The 2018 Nobel Prize has been awarded to Arthur Ashkin for his work on optical tweezers. Trough the numerous applications of optical tweezers, the development of vacuum levitated particles has known an active research activity over the last few years. Such an interest can be explained by the important promises of this system, from the study of fundamental interactions [1] to the effect of gravity on quantum systems [2] through the study of thermodynamics at the nanoscale [3,4].

Levitated particle









Optical levitation of a nanodiamond in moderate vacuum

In that context, our group is interested in improving the control on levitated particles with two objectives.

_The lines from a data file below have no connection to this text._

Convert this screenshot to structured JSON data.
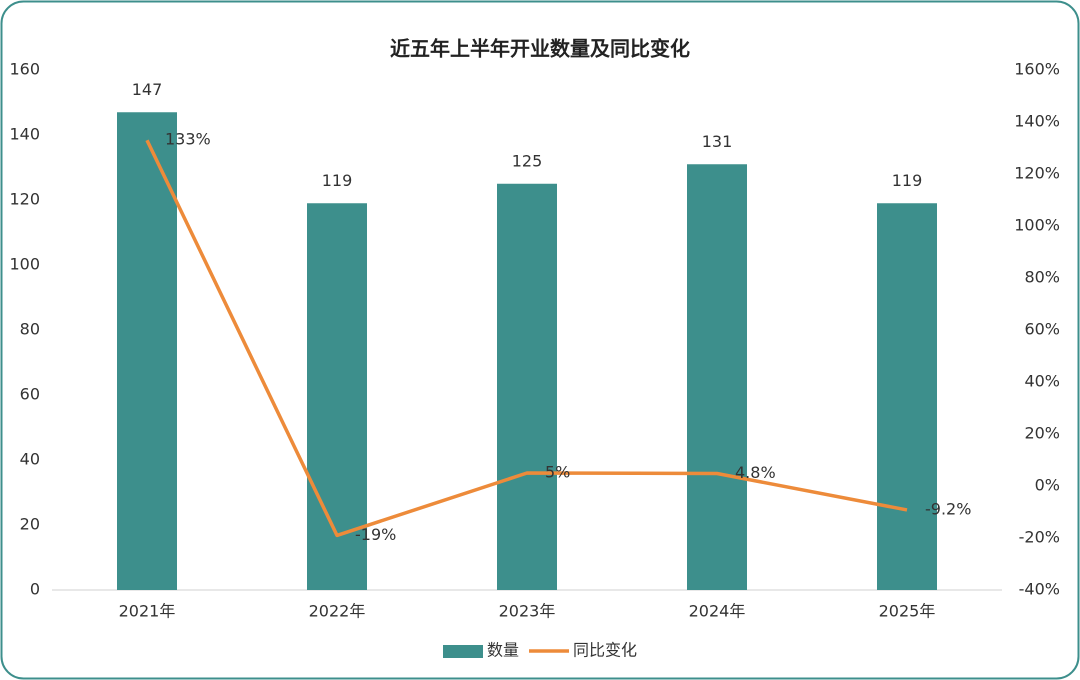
{
  "chart_data": {
    "type": "combo",
    "title": "近五年上半年开业数量及同比变化",
    "categories": [
      "2021年",
      "2022年",
      "2023年",
      "2024年",
      "2025年"
    ],
    "series": [
      {
        "name": "数量",
        "type": "bar",
        "color": "#3d8f8c",
        "values": [
          147,
          119,
          125,
          131,
          119
        ]
      },
      {
        "name": "同比变化",
        "type": "line",
        "axis": "y2",
        "color": "#ed8b3a",
        "values": [
          133,
          -19,
          5,
          4.8,
          -9.2
        ],
        "value_labels": [
          "133%",
          "-19%",
          "5%",
          "4.8%",
          "-9.2%"
        ]
      }
    ],
    "ylim": [
      0,
      160
    ],
    "yticks": [
      0,
      20,
      40,
      60,
      80,
      100,
      120,
      140,
      160
    ],
    "y2lim": [
      -40,
      160
    ],
    "y2ticks": [
      {
        "value": -40,
        "label": "-40%"
      },
      {
        "value": -20,
        "label": "-20%"
      },
      {
        "value": 0,
        "label": "0%"
      },
      {
        "value": 20,
        "label": "20%"
      },
      {
        "value": 40,
        "label": "40%"
      },
      {
        "value": 60,
        "label": "60%"
      },
      {
        "value": 80,
        "label": "80%"
      },
      {
        "value": 100,
        "label": "100%"
      },
      {
        "value": 120,
        "label": "120%"
      },
      {
        "value": 140,
        "label": "140%"
      },
      {
        "value": 160,
        "label": "160%"
      }
    ],
    "grid": false,
    "legend": "bottom"
  }
}
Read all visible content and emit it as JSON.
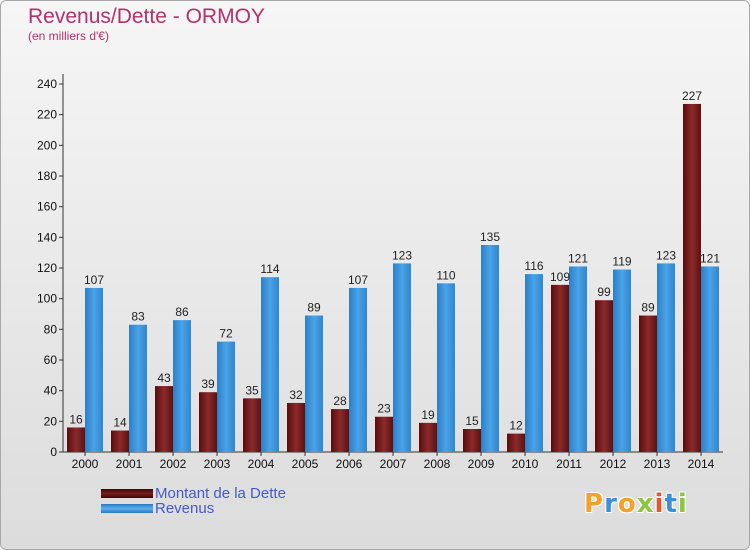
{
  "header": {
    "title": "Revenus/Dette - ORMOY",
    "subtitle": "(en milliers d'€)"
  },
  "legend": {
    "items": [
      {
        "label": "Montant de la Dette",
        "color": "#7b1c1c"
      },
      {
        "label": "Revenus",
        "color": "#3c93dc"
      }
    ]
  },
  "logo": {
    "letters": [
      "P",
      "r",
      "o",
      "x",
      "i",
      "t",
      "i"
    ],
    "colors": [
      "#f2a12b",
      "#3c8fd6",
      "#f2a12b",
      "#8cc63e",
      "#e0592a",
      "#3c8fd6",
      "#8cc63e"
    ]
  },
  "chart_data": {
    "type": "bar",
    "title": "Revenus/Dette - ORMOY",
    "subtitle": "(en milliers d'€)",
    "categories": [
      "2000",
      "2001",
      "2002",
      "2003",
      "2004",
      "2005",
      "2006",
      "2007",
      "2008",
      "2009",
      "2010",
      "2011",
      "2012",
      "2013",
      "2014"
    ],
    "series": [
      {
        "name": "Montant de la Dette",
        "color": "#7b1c1c",
        "values": [
          16,
          14,
          43,
          39,
          35,
          32,
          28,
          23,
          19,
          15,
          12,
          109,
          99,
          89,
          227
        ]
      },
      {
        "name": "Revenus",
        "color": "#3c93dc",
        "values": [
          107,
          83,
          86,
          72,
          114,
          89,
          107,
          123,
          110,
          135,
          116,
          121,
          119,
          123,
          121
        ]
      }
    ],
    "ylim": [
      0,
      240
    ],
    "yticks": [
      0,
      20,
      40,
      60,
      80,
      100,
      120,
      140,
      160,
      180,
      200,
      220,
      240
    ],
    "grid": false,
    "legend_position": "bottom-left"
  }
}
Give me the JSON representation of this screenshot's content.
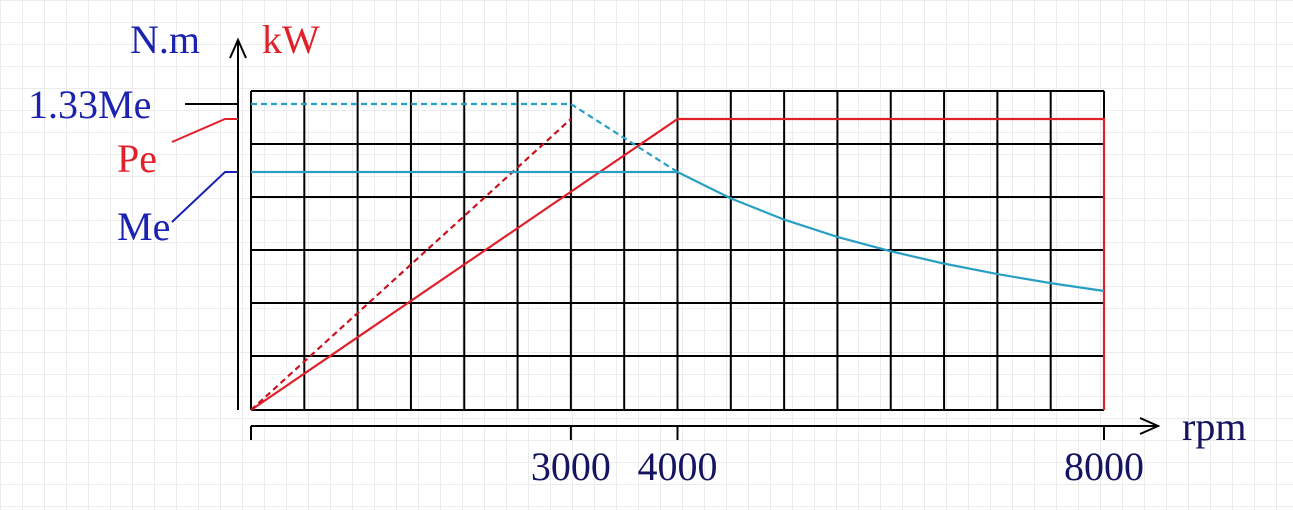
{
  "chart_data": {
    "type": "line",
    "title": "",
    "xlabel": "rpm",
    "ylabel_left": "N.m",
    "ylabel_right": "kW",
    "x_ticks": [
      3000,
      4000,
      8000
    ],
    "x_tick_labels": [
      "3000",
      "4000",
      "8000"
    ],
    "xlim": [
      0,
      8000
    ],
    "y_reference_labels": [
      "1.33Me",
      "Pe",
      "Me"
    ],
    "y_reference_values": {
      "Me": 1.0,
      "Pe": 1.11,
      "1.33Me": 1.33
    },
    "grid": true,
    "series": [
      {
        "name": "Pe",
        "style": "solid",
        "color": "#e0202a",
        "x": [
          0,
          4000,
          8000,
          8000
        ],
        "y": [
          0,
          1.11,
          1.11,
          0
        ]
      },
      {
        "name": "Pe",
        "style": "dashed",
        "color": "#c8141e",
        "x": [
          0,
          3000
        ],
        "y": [
          0,
          1.11
        ]
      },
      {
        "name": "Me",
        "style": "solid",
        "color": "#2a9fc4",
        "x": [
          0,
          4000,
          4500,
          5000,
          5500,
          6000,
          6500,
          7000,
          7500,
          8000
        ],
        "y": [
          1.0,
          1.0,
          0.889,
          0.8,
          0.727,
          0.667,
          0.615,
          0.571,
          0.533,
          0.5
        ]
      },
      {
        "name": "1.33Me",
        "style": "dashed",
        "color": "#2a9fc4",
        "x": [
          0,
          3000,
          4000
        ],
        "y": [
          1.33,
          1.33,
          1.0
        ]
      }
    ]
  },
  "colors": {
    "axis_label_blue": "#1b22b0",
    "axis_label_red": "#e0202a",
    "tick_label": "#141460"
  }
}
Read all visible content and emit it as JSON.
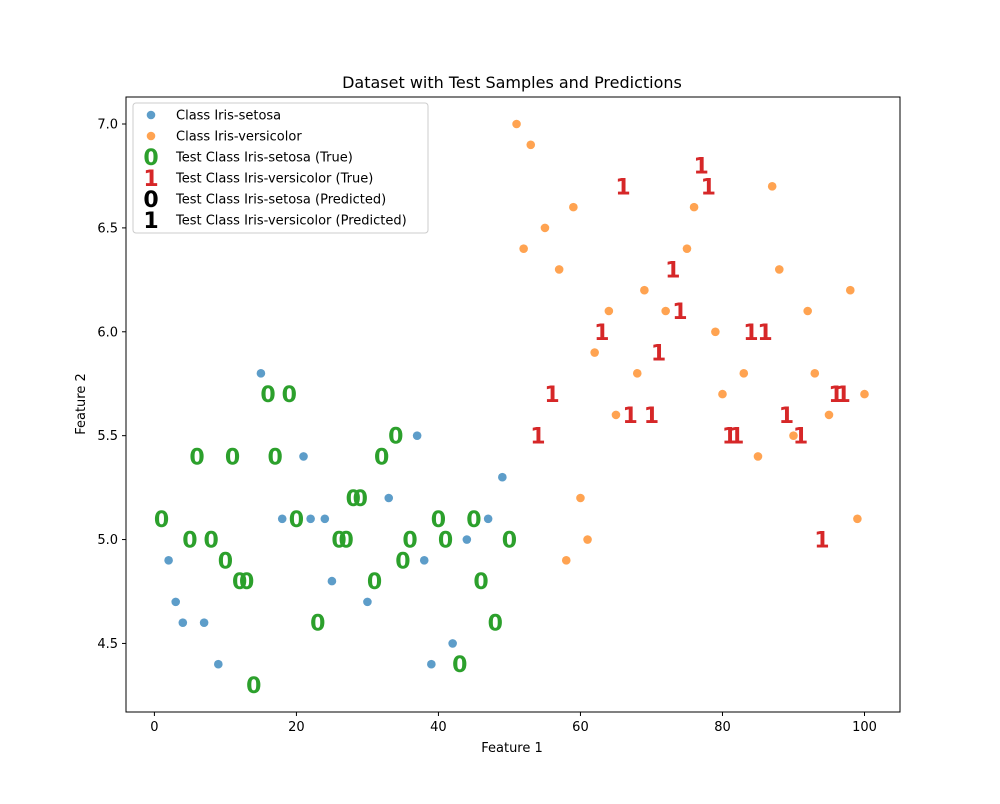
{
  "colors": {
    "setosa": "#1f77b4",
    "versicolor": "#ff7f0e",
    "test_true_setosa": "#2ca02c",
    "test_true_versicolor": "#d62728",
    "predicted": "#000000"
  },
  "chart_data": {
    "type": "scatter",
    "title": "Dataset with Test Samples and Predictions",
    "xlabel": "Feature 1",
    "ylabel": "Feature 2",
    "xlim": [
      -4,
      105
    ],
    "ylim": [
      4.17,
      7.13
    ],
    "xticks": [
      0,
      20,
      40,
      60,
      80,
      100
    ],
    "xtick_labels": [
      "0",
      "20",
      "40",
      "60",
      "80",
      "100"
    ],
    "yticks": [
      4.5,
      5.0,
      5.5,
      6.0,
      6.5,
      7.0
    ],
    "ytick_labels": [
      "4.5",
      "5.0",
      "5.5",
      "6.0",
      "6.5",
      "7.0"
    ],
    "grid": false,
    "legend_position": "top-left",
    "legend": [
      {
        "label": "Class Iris-setosa",
        "marker": "circle",
        "color": "#1f77b4"
      },
      {
        "label": "Class Iris-versicolor",
        "marker": "circle",
        "color": "#ff7f0e"
      },
      {
        "label": "Test Class Iris-setosa (True)",
        "marker": "0",
        "color": "#2ca02c"
      },
      {
        "label": "Test Class Iris-versicolor (True)",
        "marker": "1",
        "color": "#d62728"
      },
      {
        "label": "Test Class Iris-setosa (Predicted)",
        "marker": "0",
        "color": "#000000"
      },
      {
        "label": "Test Class Iris-versicolor (Predicted)",
        "marker": "1",
        "color": "#000000"
      }
    ],
    "series": [
      {
        "name": "Class Iris-setosa",
        "kind": "point",
        "color": "#1f77b4",
        "points": [
          [
            2,
            4.9
          ],
          [
            3,
            4.7
          ],
          [
            4,
            4.6
          ],
          [
            7,
            4.6
          ],
          [
            9,
            4.4
          ],
          [
            15,
            5.8
          ],
          [
            18,
            5.1
          ],
          [
            21,
            5.4
          ],
          [
            22,
            5.1
          ],
          [
            24,
            5.1
          ],
          [
            25,
            4.8
          ],
          [
            30,
            4.7
          ],
          [
            33,
            5.2
          ],
          [
            37,
            5.5
          ],
          [
            38,
            4.9
          ],
          [
            39,
            4.4
          ],
          [
            42,
            4.5
          ],
          [
            44,
            5.0
          ],
          [
            47,
            5.1
          ],
          [
            49,
            5.3
          ]
        ]
      },
      {
        "name": "Class Iris-versicolor",
        "kind": "point",
        "color": "#ff7f0e",
        "points": [
          [
            51,
            7.0
          ],
          [
            52,
            6.4
          ],
          [
            53,
            6.9
          ],
          [
            55,
            6.5
          ],
          [
            57,
            6.3
          ],
          [
            58,
            4.9
          ],
          [
            59,
            6.6
          ],
          [
            60,
            5.2
          ],
          [
            61,
            5.0
          ],
          [
            62,
            5.9
          ],
          [
            64,
            6.1
          ],
          [
            65,
            5.6
          ],
          [
            68,
            5.8
          ],
          [
            69,
            6.2
          ],
          [
            72,
            6.1
          ],
          [
            75,
            6.4
          ],
          [
            76,
            6.6
          ],
          [
            79,
            6.0
          ],
          [
            80,
            5.7
          ],
          [
            83,
            5.8
          ],
          [
            85,
            5.4
          ],
          [
            87,
            6.7
          ],
          [
            88,
            6.3
          ],
          [
            90,
            5.5
          ],
          [
            92,
            6.1
          ],
          [
            93,
            5.8
          ],
          [
            95,
            5.6
          ],
          [
            98,
            6.2
          ],
          [
            99,
            5.1
          ],
          [
            100,
            5.7
          ]
        ]
      },
      {
        "name": "Test Class Iris-setosa (True)",
        "kind": "glyph",
        "glyph": "0",
        "color": "#2ca02c",
        "points": [
          [
            1,
            5.1
          ],
          [
            5,
            5.0
          ],
          [
            6,
            5.4
          ],
          [
            8,
            5.0
          ],
          [
            10,
            4.9
          ],
          [
            11,
            5.4
          ],
          [
            12,
            4.8
          ],
          [
            13,
            4.8
          ],
          [
            14,
            4.3
          ],
          [
            16,
            5.7
          ],
          [
            17,
            5.4
          ],
          [
            19,
            5.7
          ],
          [
            20,
            5.1
          ],
          [
            23,
            4.6
          ],
          [
            26,
            5.0
          ],
          [
            27,
            5.0
          ],
          [
            28,
            5.2
          ],
          [
            29,
            5.2
          ],
          [
            31,
            4.8
          ],
          [
            32,
            5.4
          ],
          [
            34,
            5.5
          ],
          [
            35,
            4.9
          ],
          [
            36,
            5.0
          ],
          [
            40,
            5.1
          ],
          [
            41,
            5.0
          ],
          [
            43,
            4.4
          ],
          [
            45,
            5.1
          ],
          [
            46,
            4.8
          ],
          [
            48,
            4.6
          ],
          [
            50,
            5.0
          ]
        ]
      },
      {
        "name": "Test Class Iris-versicolor (True)",
        "kind": "glyph",
        "glyph": "1",
        "color": "#d62728",
        "points": [
          [
            54,
            5.5
          ],
          [
            56,
            5.7
          ],
          [
            63,
            6.0
          ],
          [
            66,
            6.7
          ],
          [
            67,
            5.6
          ],
          [
            70,
            5.6
          ],
          [
            71,
            5.9
          ],
          [
            73,
            6.3
          ],
          [
            74,
            6.1
          ],
          [
            77,
            6.8
          ],
          [
            78,
            6.7
          ],
          [
            81,
            5.5
          ],
          [
            82,
            5.5
          ],
          [
            84,
            6.0
          ],
          [
            86,
            6.0
          ],
          [
            89,
            5.6
          ],
          [
            91,
            5.5
          ],
          [
            94,
            5.0
          ],
          [
            96,
            5.7
          ],
          [
            97,
            5.7
          ]
        ]
      }
    ]
  }
}
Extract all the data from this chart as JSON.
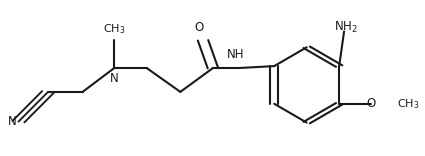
{
  "background": "#ffffff",
  "line_color": "#1a1a1a",
  "line_width": 1.5,
  "font_size": 8.5,
  "figsize": [
    4.25,
    1.56
  ],
  "dpi": 100,
  "xlim": [
    0.0,
    1.0
  ],
  "ylim": [
    0.0,
    1.0
  ]
}
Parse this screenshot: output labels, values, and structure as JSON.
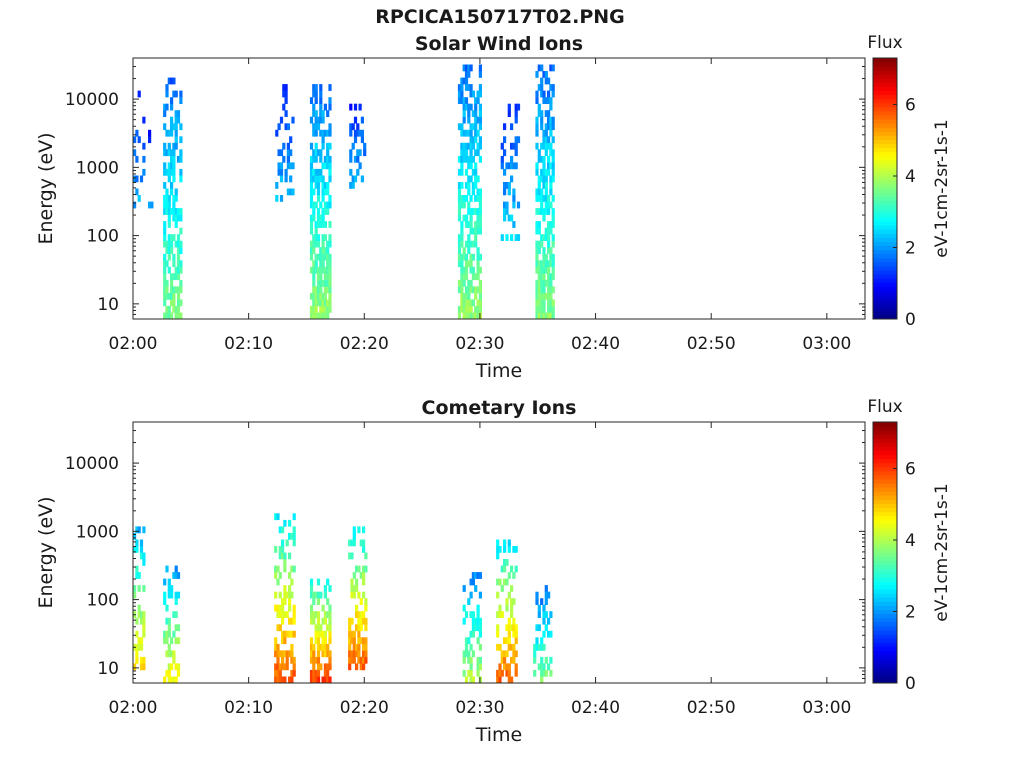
{
  "figure": {
    "title": "RPCICA150717T02.PNG"
  },
  "colors": {
    "colormap": "jet",
    "axis": "#262626",
    "background": "#ffffff"
  },
  "chart_data": [
    {
      "type": "heatmap",
      "title": "Solar Wind Ions",
      "xlabel": "Time",
      "ylabel": "Energy (eV)",
      "x_ticks": [
        "02:00",
        "02:10",
        "02:20",
        "02:30",
        "02:40",
        "02:50",
        "03:00"
      ],
      "x_range_minutes": [
        0,
        63.3
      ],
      "y_scale": "log",
      "y_range_ev": [
        6,
        40000
      ],
      "y_ticks": [
        10,
        100,
        1000,
        10000
      ],
      "y_tick_labels": [
        "10",
        "100",
        "1000",
        "10000"
      ],
      "colorbar": {
        "title": "Flux",
        "label": "eV-1cm-2sr-1s-1",
        "range": [
          0,
          7.3
        ],
        "ticks": [
          0,
          2,
          4,
          6
        ],
        "tick_labels": [
          "0",
          "2",
          "4",
          "6"
        ]
      },
      "bursts": [
        {
          "t_start": 0.0,
          "t_end": 0.9,
          "e_low": 250,
          "e_high": 12000,
          "density": 0.25,
          "peak_flux": 2.2
        },
        {
          "t_start": 1.3,
          "t_end": 1.9,
          "e_low": 250,
          "e_high": 3500,
          "density": 0.12,
          "peak_flux": 2.0
        },
        {
          "t_start": 2.6,
          "t_end": 4.2,
          "e_low": 6,
          "e_high": 20000,
          "density": 0.55,
          "peak_flux": 3.6
        },
        {
          "t_start": 12.3,
          "t_end": 13.8,
          "e_low": 300,
          "e_high": 17000,
          "density": 0.3,
          "peak_flux": 2.3
        },
        {
          "t_start": 15.3,
          "t_end": 17.0,
          "e_low": 6,
          "e_high": 16000,
          "density": 0.6,
          "peak_flux": 3.8
        },
        {
          "t_start": 18.7,
          "t_end": 20.0,
          "e_low": 450,
          "e_high": 10000,
          "density": 0.3,
          "peak_flux": 2.3
        },
        {
          "t_start": 28.1,
          "t_end": 29.9,
          "e_low": 6,
          "e_high": 30000,
          "density": 0.6,
          "peak_flux": 3.8
        },
        {
          "t_start": 31.8,
          "t_end": 33.3,
          "e_low": 80,
          "e_high": 10000,
          "density": 0.28,
          "peak_flux": 2.5
        },
        {
          "t_start": 34.8,
          "t_end": 36.3,
          "e_low": 6,
          "e_high": 26000,
          "density": 0.6,
          "peak_flux": 3.7
        }
      ]
    },
    {
      "type": "heatmap",
      "title": "Cometary Ions",
      "xlabel": "Time",
      "ylabel": "Energy (eV)",
      "x_ticks": [
        "02:00",
        "02:10",
        "02:20",
        "02:30",
        "02:40",
        "02:50",
        "03:00"
      ],
      "x_range_minutes": [
        0,
        63.3
      ],
      "y_scale": "log",
      "y_range_ev": [
        6,
        40000
      ],
      "y_ticks": [
        10,
        100,
        1000,
        10000
      ],
      "y_tick_labels": [
        "10",
        "100",
        "1000",
        "10000"
      ],
      "colorbar": {
        "title": "Flux",
        "label": "eV-1cm-2sr-1s-1",
        "range": [
          0,
          7.3
        ],
        "ticks": [
          0,
          2,
          4,
          6
        ],
        "tick_labels": [
          "0",
          "2",
          "4",
          "6"
        ]
      },
      "bursts": [
        {
          "t_start": 0.0,
          "t_end": 1.0,
          "e_low": 8,
          "e_high": 1100,
          "density": 0.4,
          "peak_flux": 4.8
        },
        {
          "t_start": 2.6,
          "t_end": 4.0,
          "e_low": 6,
          "e_high": 260,
          "density": 0.4,
          "peak_flux": 4.6
        },
        {
          "t_start": 12.2,
          "t_end": 13.8,
          "e_low": 6,
          "e_high": 1500,
          "density": 0.45,
          "peak_flux": 5.8
        },
        {
          "t_start": 15.3,
          "t_end": 16.9,
          "e_low": 6,
          "e_high": 200,
          "density": 0.55,
          "peak_flux": 5.9
        },
        {
          "t_start": 18.6,
          "t_end": 20.0,
          "e_low": 8,
          "e_high": 1000,
          "density": 0.5,
          "peak_flux": 5.9
        },
        {
          "t_start": 28.5,
          "t_end": 29.9,
          "e_low": 6,
          "e_high": 250,
          "density": 0.45,
          "peak_flux": 4.0
        },
        {
          "t_start": 31.4,
          "t_end": 33.2,
          "e_low": 6,
          "e_high": 700,
          "density": 0.4,
          "peak_flux": 5.7
        },
        {
          "t_start": 34.6,
          "t_end": 36.2,
          "e_low": 6,
          "e_high": 150,
          "density": 0.4,
          "peak_flux": 3.6
        }
      ]
    }
  ]
}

  • First, to extend the particle control to other degrees of freedom than the simple centre of mass motion, such as internal vibrations link to internal temperature, or rotation, the particle has to be coupled to an ancillary system. By trapping diamond nanocrystals hosting a single NV colour centre, i.e. a point defect of diamond, we can use its spin resonance [5] to study internal degrees of freedom of the levitated nanoparticle.
  • Second, to benefit from the control that can be enforced on the environment of levitated particles to address questions related to stochastics dynamics. We are particularly interested in the development of optimal protocols and the transition from the overdamped to the underdamped regime [4].

[1] Gieseler, et al. “Thermal nonlinearities in a nanomechanical oscillator” Nat Phys 9, 806 (2013).
[2] Kaltenbaek, et al. “Macroscopic Quantum Resonators (MAQRO) : 2015 update” EPJ Q. Tech. 3 (2016).
[3] Gieseler et al. ‘Levitated Nanoparticles for Microscopic Thermodynamics - A Review.” Entropy 20, 326 (2018)
[4] Rondin, et al. “Direct measurement of Kramers Turnover with a levitated nanoparticle” Nat Nano. (2017).
[5] Rondin, et al. “Magnetometry with nitrogen-vacancy defects in diamond” Rev. Prog. Phys. (2014).